Bajaron por la ruta 12. Contra lo que suponían, en el primer trecho el paisaje argentino parecía anestesiado. Lo único verdaderamente asombroso era el verdor. A los lados de la ruta el campo presentaba una pendiente infinita. Algunas vacas esqueléticas pacían lentas como si estuvieran condenadas a admirar un ocaso inútil.
Pararon a dormir sin haber robado ni matado. Preguntaron el precio y pagaron por adelantado una noche en un motel a metros de la ruta. En la frontera habían cultivado un castellano tan perfecto que nadie intuía en ellas algo extranjero. En las dos, casi a la par, se impuso la sensación de que no tenían pasado. No había historia personal o biografía en el crimen. A Katia se le representó inverosímil haber suprimido por encargo por lo menos a cuatro docenas de vidas. Si pensaba en eso, le venía a la cabeza la imagen de una niña que jugaba con un arma. Bárbara, a su vez, ni siquiera recordaba actos pasados como si fueran de otro. La ausencia de impulsos, la pasividad que le transmitía el paisaje, la transformaban en una mujer recién creada.
A la mañana arrancaron sin hablar. Se detuvieron en Paraná a comer. Recién entonces Katia salió del hipnotismo paisajístico y se dijo que su próxima víctima podía ser la última. Tuvo la impresión de que recién ahora, paradójicamente, mataría de verdad. El recorrido por un paisaje que parecía abandonado y devastado por lo que quedaba vacante en esa belleza rural al no haber ya hombres, generaba una grieta en su personalidad. Ahora no importaba tanto quién sería después del viaje, sino quién había sido. Paró al costado de la ruta. Una vaca las observaba. Tenía en los ojos la tirantez de un árbol seco.
Katia apuntó. Sonó el disparo y casi al mismo tiempo un mugido aterrador. Se preocupó al notar que la vaca seguía gimiendo en el piso. Desde el mismo lugar, a una distancia de veinte metros, intentó rematarla con tres disparos detrás de la oreja. Probó un cuarto y se retrajo ante la presencia lejana de una camioneta y de las primeras palabras que su prima le dirigió en el día: “cuidado, no vayas a quedarte sin balas”.

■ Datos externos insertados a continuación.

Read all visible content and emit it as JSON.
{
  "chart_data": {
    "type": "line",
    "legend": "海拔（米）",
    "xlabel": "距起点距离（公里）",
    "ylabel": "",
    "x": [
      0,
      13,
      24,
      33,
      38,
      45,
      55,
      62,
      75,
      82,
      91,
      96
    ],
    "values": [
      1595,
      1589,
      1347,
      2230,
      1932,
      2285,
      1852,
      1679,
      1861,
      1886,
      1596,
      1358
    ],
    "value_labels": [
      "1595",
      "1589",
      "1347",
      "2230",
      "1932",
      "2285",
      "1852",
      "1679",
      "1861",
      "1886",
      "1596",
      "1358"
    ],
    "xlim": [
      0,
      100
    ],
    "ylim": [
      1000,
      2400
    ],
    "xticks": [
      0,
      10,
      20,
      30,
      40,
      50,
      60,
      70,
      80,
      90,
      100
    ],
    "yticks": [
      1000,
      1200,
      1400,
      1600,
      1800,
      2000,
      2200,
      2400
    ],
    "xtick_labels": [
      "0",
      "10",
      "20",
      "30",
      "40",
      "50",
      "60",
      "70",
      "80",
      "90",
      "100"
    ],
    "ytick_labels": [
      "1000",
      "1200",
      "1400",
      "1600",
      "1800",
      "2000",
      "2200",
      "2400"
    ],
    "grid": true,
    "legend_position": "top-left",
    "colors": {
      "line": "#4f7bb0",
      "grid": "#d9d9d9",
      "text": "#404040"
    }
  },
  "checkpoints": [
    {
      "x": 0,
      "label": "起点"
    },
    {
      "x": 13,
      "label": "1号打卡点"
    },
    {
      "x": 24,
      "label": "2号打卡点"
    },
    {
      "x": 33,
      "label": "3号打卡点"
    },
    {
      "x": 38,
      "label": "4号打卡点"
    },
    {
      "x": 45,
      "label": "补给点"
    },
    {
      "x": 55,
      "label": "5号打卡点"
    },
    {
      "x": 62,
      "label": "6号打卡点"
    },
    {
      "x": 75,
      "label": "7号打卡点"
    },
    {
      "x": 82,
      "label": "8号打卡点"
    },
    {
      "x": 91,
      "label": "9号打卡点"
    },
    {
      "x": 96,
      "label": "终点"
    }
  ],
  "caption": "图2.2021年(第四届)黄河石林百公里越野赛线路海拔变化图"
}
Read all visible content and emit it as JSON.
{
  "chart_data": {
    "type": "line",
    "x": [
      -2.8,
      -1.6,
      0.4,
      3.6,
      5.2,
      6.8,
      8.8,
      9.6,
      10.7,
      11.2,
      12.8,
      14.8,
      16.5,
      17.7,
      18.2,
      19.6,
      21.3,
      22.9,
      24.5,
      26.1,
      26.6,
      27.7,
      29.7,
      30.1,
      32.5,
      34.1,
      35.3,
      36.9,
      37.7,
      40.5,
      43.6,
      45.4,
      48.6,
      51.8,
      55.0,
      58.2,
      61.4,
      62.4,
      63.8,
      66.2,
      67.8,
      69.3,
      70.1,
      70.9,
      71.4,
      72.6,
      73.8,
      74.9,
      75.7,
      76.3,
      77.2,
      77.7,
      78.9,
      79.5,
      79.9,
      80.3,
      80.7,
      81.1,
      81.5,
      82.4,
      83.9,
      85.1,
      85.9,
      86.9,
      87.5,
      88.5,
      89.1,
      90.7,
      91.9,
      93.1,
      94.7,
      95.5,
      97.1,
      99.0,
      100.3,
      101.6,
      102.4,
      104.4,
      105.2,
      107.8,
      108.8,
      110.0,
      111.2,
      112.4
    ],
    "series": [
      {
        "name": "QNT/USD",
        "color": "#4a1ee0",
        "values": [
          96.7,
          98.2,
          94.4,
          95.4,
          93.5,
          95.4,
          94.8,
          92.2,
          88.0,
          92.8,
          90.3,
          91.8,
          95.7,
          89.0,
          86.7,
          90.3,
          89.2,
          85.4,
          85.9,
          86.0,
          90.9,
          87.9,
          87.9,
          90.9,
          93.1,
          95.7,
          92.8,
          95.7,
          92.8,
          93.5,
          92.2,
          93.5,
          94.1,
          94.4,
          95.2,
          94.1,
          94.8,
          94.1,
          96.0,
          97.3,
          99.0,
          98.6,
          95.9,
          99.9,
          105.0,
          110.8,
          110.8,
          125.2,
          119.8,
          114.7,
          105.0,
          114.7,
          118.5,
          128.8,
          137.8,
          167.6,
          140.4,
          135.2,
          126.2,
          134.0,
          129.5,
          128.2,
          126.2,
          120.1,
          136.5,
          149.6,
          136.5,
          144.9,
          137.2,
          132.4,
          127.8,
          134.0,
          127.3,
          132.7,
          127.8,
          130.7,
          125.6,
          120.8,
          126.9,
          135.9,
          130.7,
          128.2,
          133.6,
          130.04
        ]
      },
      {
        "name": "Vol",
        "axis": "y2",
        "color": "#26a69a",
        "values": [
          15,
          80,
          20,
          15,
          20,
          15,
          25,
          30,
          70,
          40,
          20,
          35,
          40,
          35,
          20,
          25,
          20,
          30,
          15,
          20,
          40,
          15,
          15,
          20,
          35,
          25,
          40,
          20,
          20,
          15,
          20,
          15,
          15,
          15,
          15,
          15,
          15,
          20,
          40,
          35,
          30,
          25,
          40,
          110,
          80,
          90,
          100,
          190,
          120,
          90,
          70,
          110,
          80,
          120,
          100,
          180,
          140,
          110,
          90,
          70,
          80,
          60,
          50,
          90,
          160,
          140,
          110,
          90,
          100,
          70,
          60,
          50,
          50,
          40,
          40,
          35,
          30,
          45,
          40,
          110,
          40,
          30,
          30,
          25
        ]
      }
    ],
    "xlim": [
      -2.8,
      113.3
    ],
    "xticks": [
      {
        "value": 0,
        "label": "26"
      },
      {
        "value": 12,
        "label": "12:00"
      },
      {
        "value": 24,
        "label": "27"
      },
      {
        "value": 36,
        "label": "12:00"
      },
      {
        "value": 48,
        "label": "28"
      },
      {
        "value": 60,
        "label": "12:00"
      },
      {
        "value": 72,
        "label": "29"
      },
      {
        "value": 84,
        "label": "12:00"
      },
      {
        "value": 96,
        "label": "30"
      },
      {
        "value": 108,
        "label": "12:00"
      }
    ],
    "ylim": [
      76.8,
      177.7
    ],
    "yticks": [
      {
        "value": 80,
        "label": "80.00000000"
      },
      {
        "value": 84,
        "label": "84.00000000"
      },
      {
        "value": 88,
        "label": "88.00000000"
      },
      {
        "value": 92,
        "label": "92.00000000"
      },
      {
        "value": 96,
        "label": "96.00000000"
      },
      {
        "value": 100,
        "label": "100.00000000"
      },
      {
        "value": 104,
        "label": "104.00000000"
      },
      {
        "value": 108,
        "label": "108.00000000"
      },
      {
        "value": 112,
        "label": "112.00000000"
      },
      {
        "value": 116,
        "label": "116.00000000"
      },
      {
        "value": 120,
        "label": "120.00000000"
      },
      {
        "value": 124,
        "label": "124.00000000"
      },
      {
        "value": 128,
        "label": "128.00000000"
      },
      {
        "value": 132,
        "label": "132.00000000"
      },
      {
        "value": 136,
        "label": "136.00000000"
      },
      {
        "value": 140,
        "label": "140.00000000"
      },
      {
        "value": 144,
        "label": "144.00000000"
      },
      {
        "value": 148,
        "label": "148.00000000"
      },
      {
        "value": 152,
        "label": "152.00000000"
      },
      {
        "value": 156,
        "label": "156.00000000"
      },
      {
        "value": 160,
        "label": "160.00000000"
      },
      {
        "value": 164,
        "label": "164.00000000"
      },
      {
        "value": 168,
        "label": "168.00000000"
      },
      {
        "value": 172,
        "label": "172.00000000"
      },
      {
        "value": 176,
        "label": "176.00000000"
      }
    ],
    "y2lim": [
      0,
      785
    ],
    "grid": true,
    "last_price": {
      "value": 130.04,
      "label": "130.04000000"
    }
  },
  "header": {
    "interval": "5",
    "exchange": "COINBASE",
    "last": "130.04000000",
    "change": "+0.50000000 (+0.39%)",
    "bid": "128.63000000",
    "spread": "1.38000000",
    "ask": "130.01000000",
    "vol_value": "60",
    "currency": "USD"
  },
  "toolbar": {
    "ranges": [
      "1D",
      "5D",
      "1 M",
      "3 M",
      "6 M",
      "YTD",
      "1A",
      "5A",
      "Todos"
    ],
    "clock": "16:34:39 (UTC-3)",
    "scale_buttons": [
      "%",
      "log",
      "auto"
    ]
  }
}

En Buenos Aires encontraron un paisaje familiar. Renació en ellas el impulso delictivo, pero una tentativa frustrada por sacudir una casa de cambio —cuando Bárbara sacó el arma dispuesta a amenazar, cayó una cortina de hierro sobre las cajas y apenas logró salir del local antes de que terminara de caer del lado de afuera una segunda cortina que Katia, haciendo de campana, pudo contener durante unos segundos—, les indicó que no era el momento ni el lugar para actuar.
No pasaron más de un día en la ciudad. Buenos Aires les pareció inconmensurable pero atrasada respecto a las ciudades polimorfas de la Triple Frontera. Los habitantes lucían cansados, opacamente vivos, sin nada que producir y sin nada que traficar. Ellas nunca habían estado afuera y no tenían demasiados parámetros de comparación, pero intuían que en Buenos Aires ya nada podía cambiar y que, por todas esas señales de opresión y vagabundeo, no existía casi la posibilidad de trabajar o ascender en la escala social. La resignación estaba atorada en las caras. Era el rictus final de una civilización que había explotado al hombre hasta esculpir en sus descendientes la máscara de la apatía.